Nunca lo había sido.
Mientras recogíamos nuestras cosas, las niñas permanecieron a mi lado.
La pequeña me tomó la mano.
—Mamá, ¿ya no vamos a vivir aquí?
Me agaché y le sonreí.
—Vamos a vivir en un lugar donde nadie pueda echarnos.
Ella pareció no entender completamente.
Pero me abrazó.
Y eso fue suficiente.
Antes de salir, Chu Heng me detuvo.
—Yue.
Me giré.
Su voz estaba mucho más baja.
—¿De verdad vas a divorciarte?
Lo miré durante unos segundos.
Pensé en la mujer que había sido cuando me casé.

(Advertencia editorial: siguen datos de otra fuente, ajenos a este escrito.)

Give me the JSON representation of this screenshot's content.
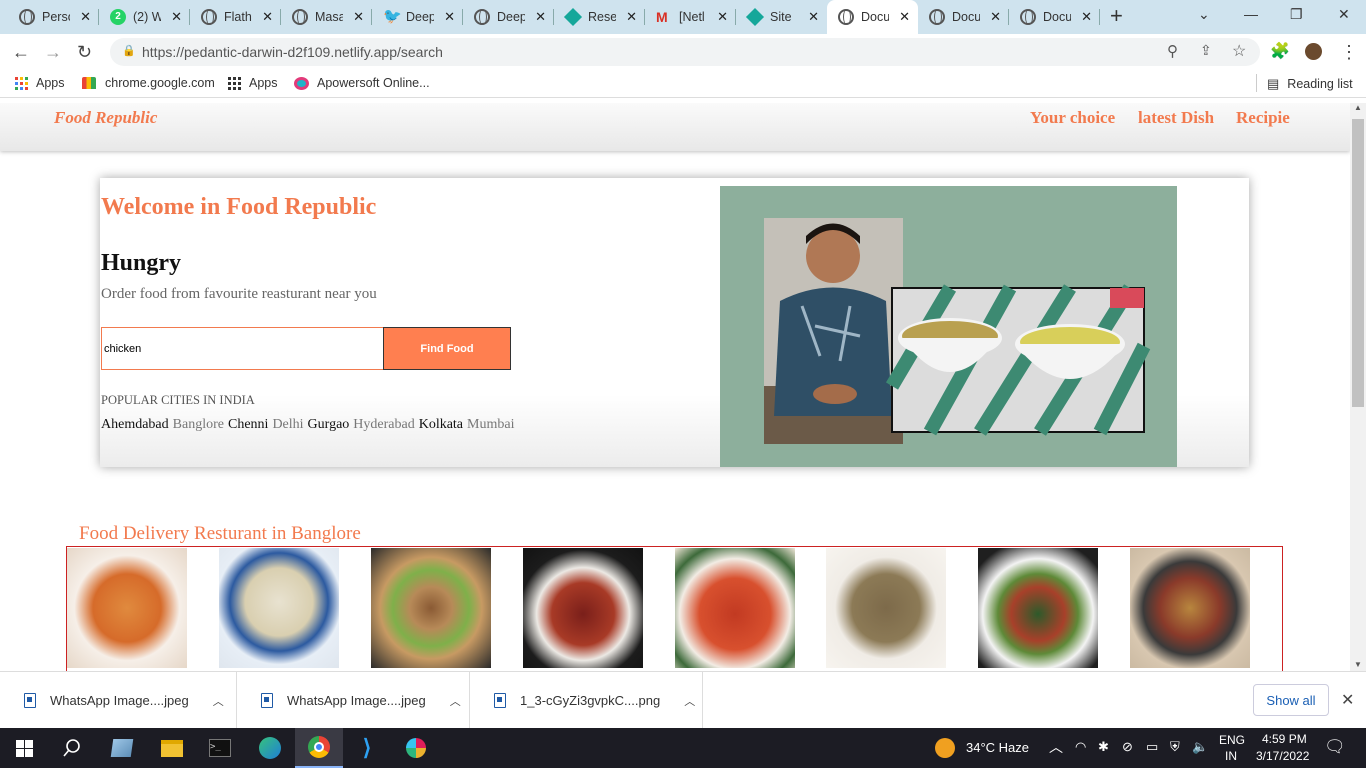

Una joven que creía que amar significaba aguantar.
Que ser buena esposa significaba poner siempre a los demás primero.
Esa mujer ya no existía.
—Sí.
Su rostro cambió.
—¿Por todo esto?
Negué lentamente.
—No.
Hice una pausa.
—Por todo lo que pasó antes de esto.
Porque una casa nunca se rompe por una sola discusión.

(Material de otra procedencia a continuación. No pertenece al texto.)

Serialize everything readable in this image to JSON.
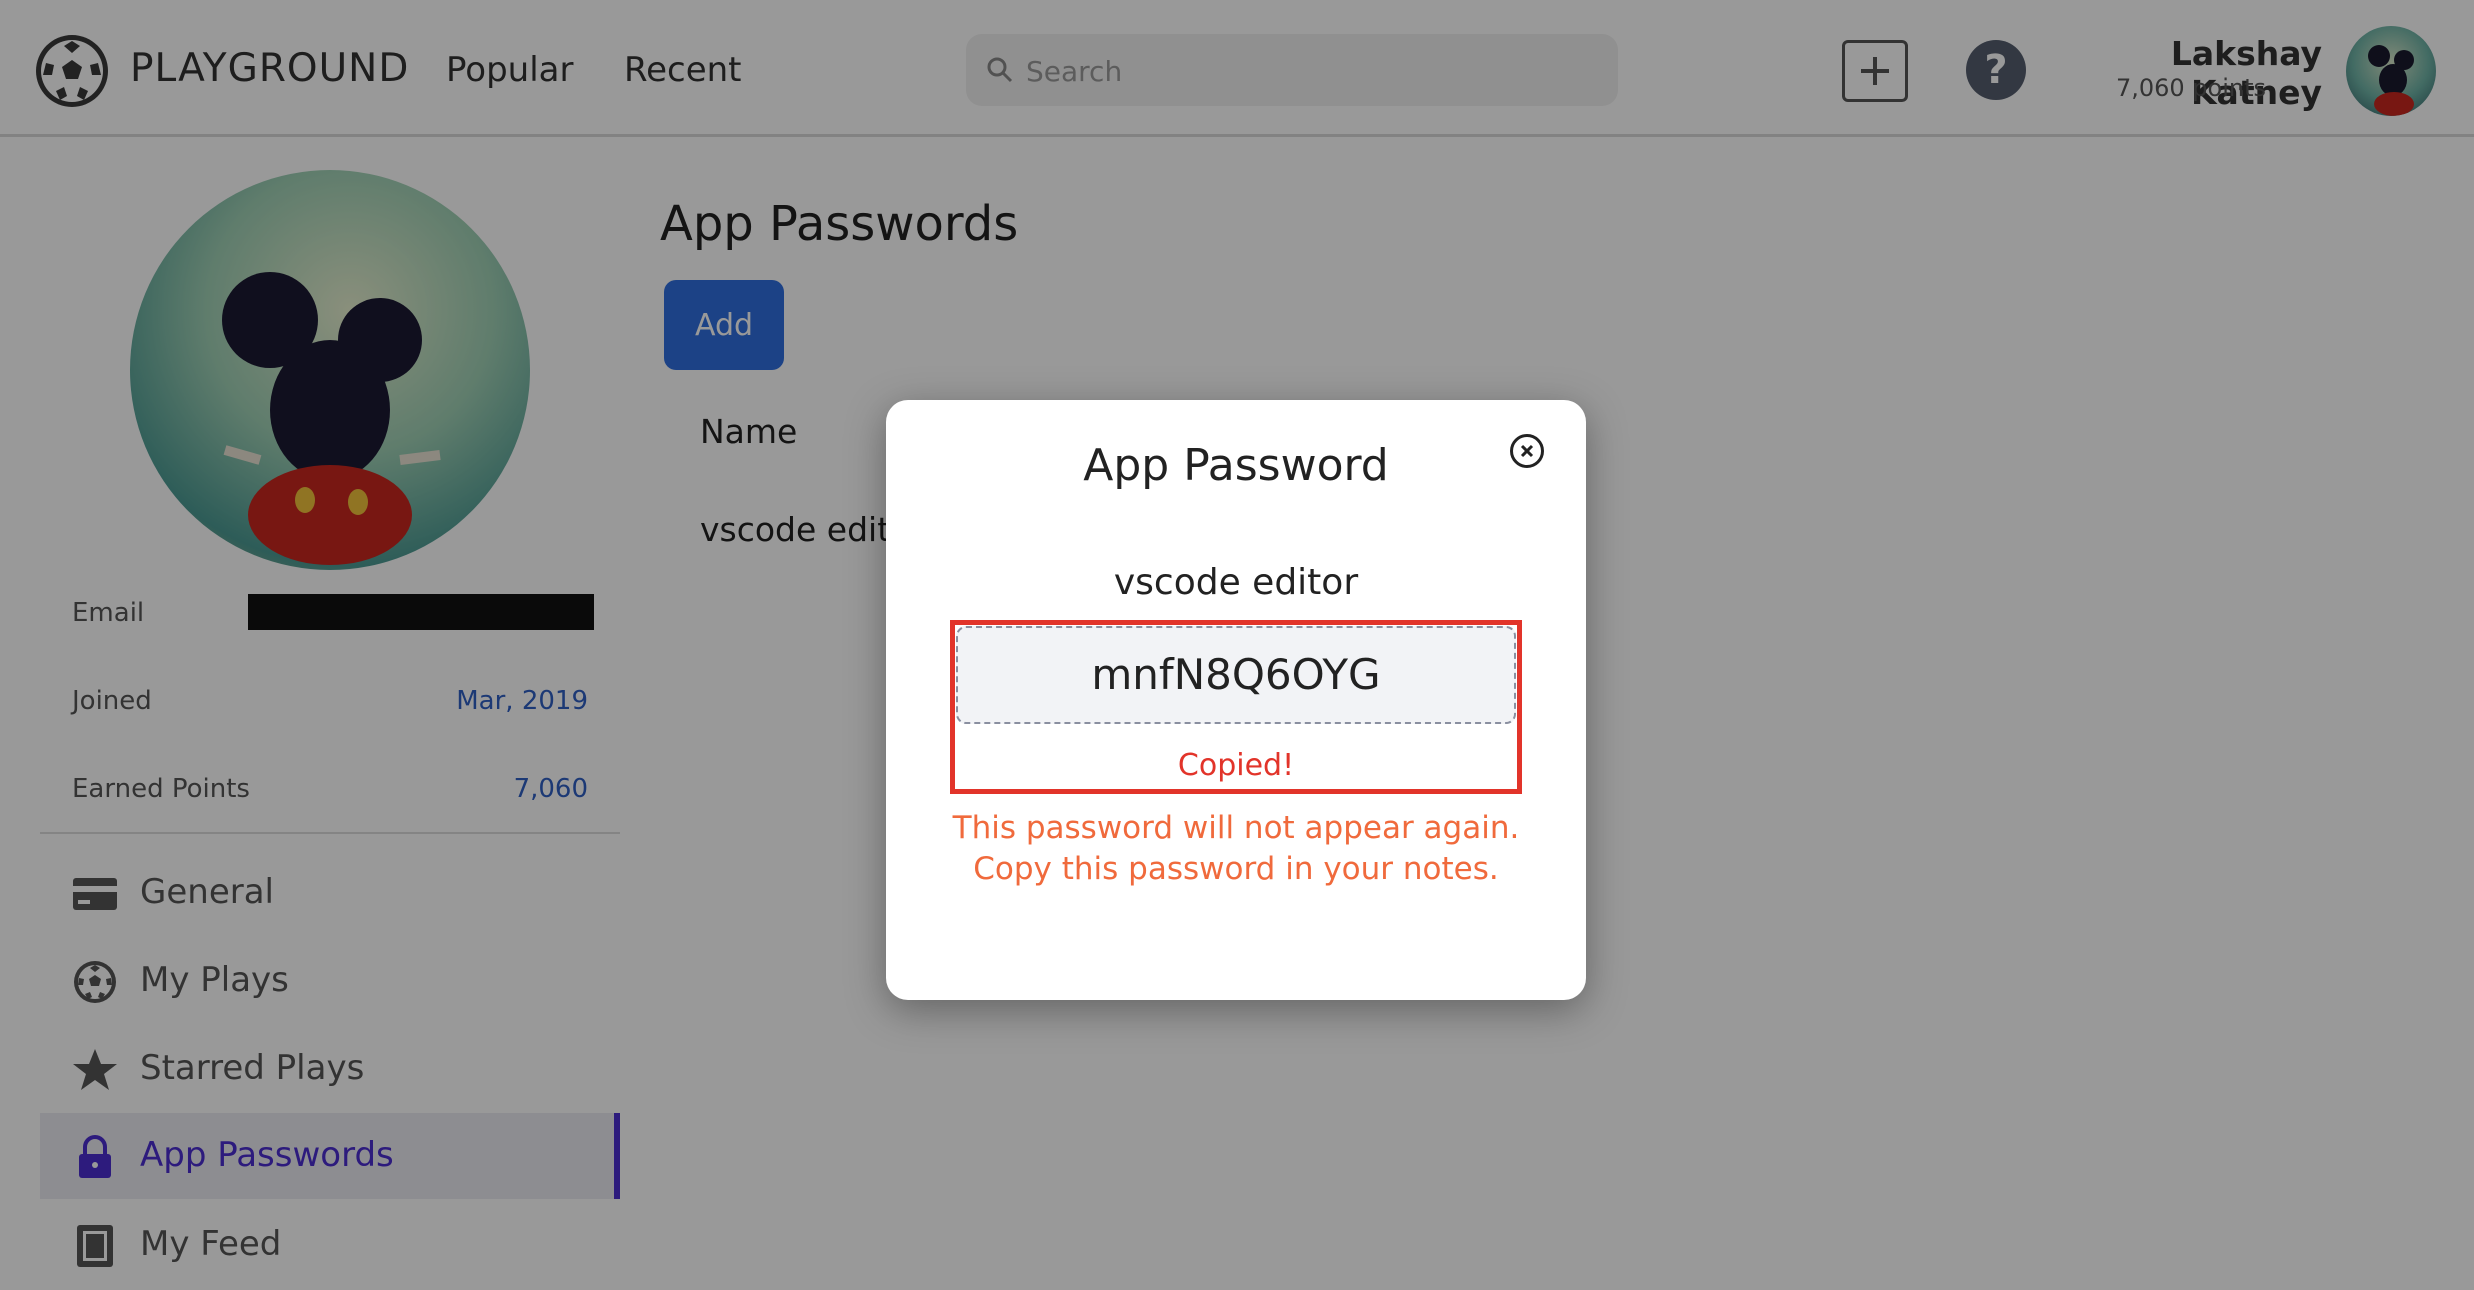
{
  "header": {
    "brand": "PLAYGROUND",
    "nav": [
      "Popular",
      "Recent"
    ],
    "search_placeholder": "Search",
    "help_glyph": "?",
    "user_name": "Lakshay Katney",
    "user_points": "7,060 points"
  },
  "profile": {
    "email_label": "Email",
    "joined_label": "Joined",
    "joined_value": "Mar, 2019",
    "points_label": "Earned Points",
    "points_value": "7,060"
  },
  "sidebar": {
    "items": [
      {
        "label": "General",
        "icon": "card-icon"
      },
      {
        "label": "My Plays",
        "icon": "soccer-ball-icon"
      },
      {
        "label": "Starred Plays",
        "icon": "star-icon"
      },
      {
        "label": "App Passwords",
        "icon": "lock-icon",
        "active": true
      },
      {
        "label": "My Feed",
        "icon": "feed-icon"
      }
    ]
  },
  "main": {
    "title": "App Passwords",
    "add_label": "Add",
    "column_name": "Name",
    "row_name": "vscode editor"
  },
  "modal": {
    "title": "App Password",
    "subtitle": "vscode editor",
    "password": "mnfN8Q6OYG",
    "copied": "Copied!",
    "warning_line1": "This password will not appear again.",
    "warning_line2": "Copy this password in your notes."
  },
  "colors": {
    "accent": "#4b2ed0",
    "primary_button": "#2f6fe0",
    "highlight": "#e2342a",
    "warning": "#f06a3c",
    "link": "#2f5fc4"
  }
}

Se rompe por años de indiferencia.
Por promesas incumplidas.

Por elegir siempre a otros antes que a la persona que duerme a tu lado.
Chu Heng bajó la cabeza.
—Pero tenemos hijas.
Miré a mis niñas.
Después lo miré a él.
—Precisamente por eso.
—Quiero que ellas crezcan sabiendo que una mujer merece respeto.
Esa noche salí de aquella casa con dos maletas y mis dos hijas de la mano.
No tenía trabajo.
No tenía marido.
Pero por primera vez en muchos años…
tenía algo que había perdido:
mi propia vida.
Meses después, Chu Heng intentó volver a buscarme.
Su familia finalmente tuvo que buscar otra vivienda.
Su hermano dejó de llamarlo para pedirle ayuda.
Sus padres dejaron de verlo como el hijo que siempre debía sacrificarse.
Y él descubrió algo demasiado tarde:
Cuando una persona siempre está disponible, los demás creen que nunca se irá.
Hasta que un día se marcha.
Y entonces todos descubren que aquello que daban por sentado…
era lo único que sostenía todo.
Yo no destruí mi familia.
Yo simplemente dejé de destruirme a mí misma para mantenerla.